A critical vote on whether or not to spend $1.8 million on a contentious public safety training center master plan has already been postponed by Pittsburgh City Council in a city where passionate citizens are holding fiercely opposed views to what critics are calling the city version of Cop City, raising serious questions on how the city is prioritizing, budgeting and approaches to community safety even with federal deadlines ominously hovering overhead.
The vote is postponed in the council as opposition increases
According to WESA, on Wednesday, the Pittsburgh City Council postponed action on a contentious proposal to convert a Veterans Affairs hospital into a training facility operated by the public safety government. Council voted to defer by seven weeks the approval of a contract connected with the proposal, which was first proposed under the administration of former Mayor Bill Peduto.
To a great extent, we actually need to start over again, at the drawing board, and see what the possible alternatives are that we have with respect to using the same land, said Councilor Khari Mosley in the discussion, which lasted twenty minutes.ย When the hospital shut down, the Peduto government bought the land owned by the federal government and was planning to use it as a state-of-the-art training facility. That vision would contain a simulated city street called Hogan’s Alley, where the police could train, together with exercise machines, shooting fields, and other training elements.
People are extremely dissatisfied with the facility
According to the Post-Gazette, passionate Pittsburgh residents showed up Wednesday afternoon to express their dissatisfaction with a proposal that would turn the old Veterans Affairs hospital in Lincoln-Lemington into a training facility for public safety. Some residents dubbed it the Pittsburgh version of a so-called cop city, and used this as a reason why this kind of campus would enable militarization of police.
Public speaker at the meeting on Wednesday, Regina Hendley, described the plan as an affront to Pittsburghers everywhere and referred to what she described as deplorable conditions in some public housing in the city. Unless the project is expected to be about keeping Pittsburghers safe, it should proceed to the upkeep of our current housing and the construction of new ones, she thought.
There are budget pressures
The city is faced with serious financial limitations as revenues decline and costs of items like increased overtime to cover understaffed police and EMS departments also increase. The facility has a five-year financial plan that has budgeted a total of 86 million dollars in Pittsburgh, but the final price tag would not be determined until the master plan is completed. The city of Atlanta spent nearly $118 million to construct its controversial facility, which many have argued is being used to militarize police in the Georgia capital.
Community requires community input
The co-founder of Take Action Advocacy Group, an activist organization based in Western Pennsylvania, Fawn Walker-Montgomery, said that no vote should occur without a public forum. Nevertheless, people have not been given a chance to participate outside the council meetings. “No one is for this. All of them oppose this, Squirrel Hill resident Alexandra Weiner told the council in the public comment.
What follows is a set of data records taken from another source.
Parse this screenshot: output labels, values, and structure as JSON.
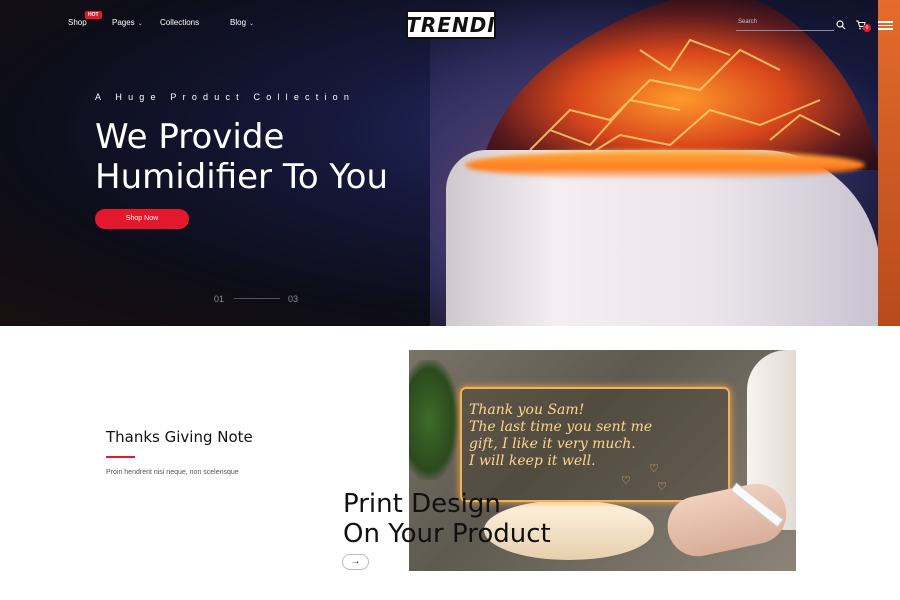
{
  "nav": {
    "items": [
      {
        "label": "Shop",
        "has_dropdown": false
      },
      {
        "label": "Pages",
        "has_dropdown": true
      },
      {
        "label": "Collections",
        "has_dropdown": false
      },
      {
        "label": "Blog",
        "has_dropdown": true
      }
    ],
    "badge": "HOT",
    "logo": "TRENDI",
    "search_placeholder": "Search",
    "cart_count": "0",
    "icons": {
      "search": "search-icon",
      "cart": "cart-icon",
      "menu": "hamburger-icon"
    }
  },
  "hero": {
    "eyebrow": "A Huge Product Collection",
    "headline_line1": "We Provide",
    "headline_line2": "Humidifier To You",
    "button": "Shop Now",
    "slide_current": "01",
    "slide_total": "03"
  },
  "feature": {
    "title": "Thanks Giving Note",
    "description": "Proin hendrerit nisi neque, non scelerisque",
    "print_line1": "Print Design",
    "print_line2": "On Your Product",
    "arrow_icon": "arrow-right-icon",
    "board_text": [
      "Thank you Sam!",
      "The last time you sent me",
      "gift, I like it very much.",
      "I will keep it well."
    ]
  },
  "colors": {
    "accent": "#e3182d",
    "hero_bg": "#15183a",
    "text_dark": "#111111"
  }
}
It must be the easiest choice of your career.
The case of the public safety center in Pittsburgh is symptomatic of larger conflicts between the needs of the community and the priorities of law enforcement, in which its residents insist on transparency and substantial consultation before making final decisions. There is an increasing opposition to the controversial master plan of $1.8 million as council members struggle with budget limits, federal deadlines, and mounting community opposition to what critics describe as the militarization of local policing through costly training centers.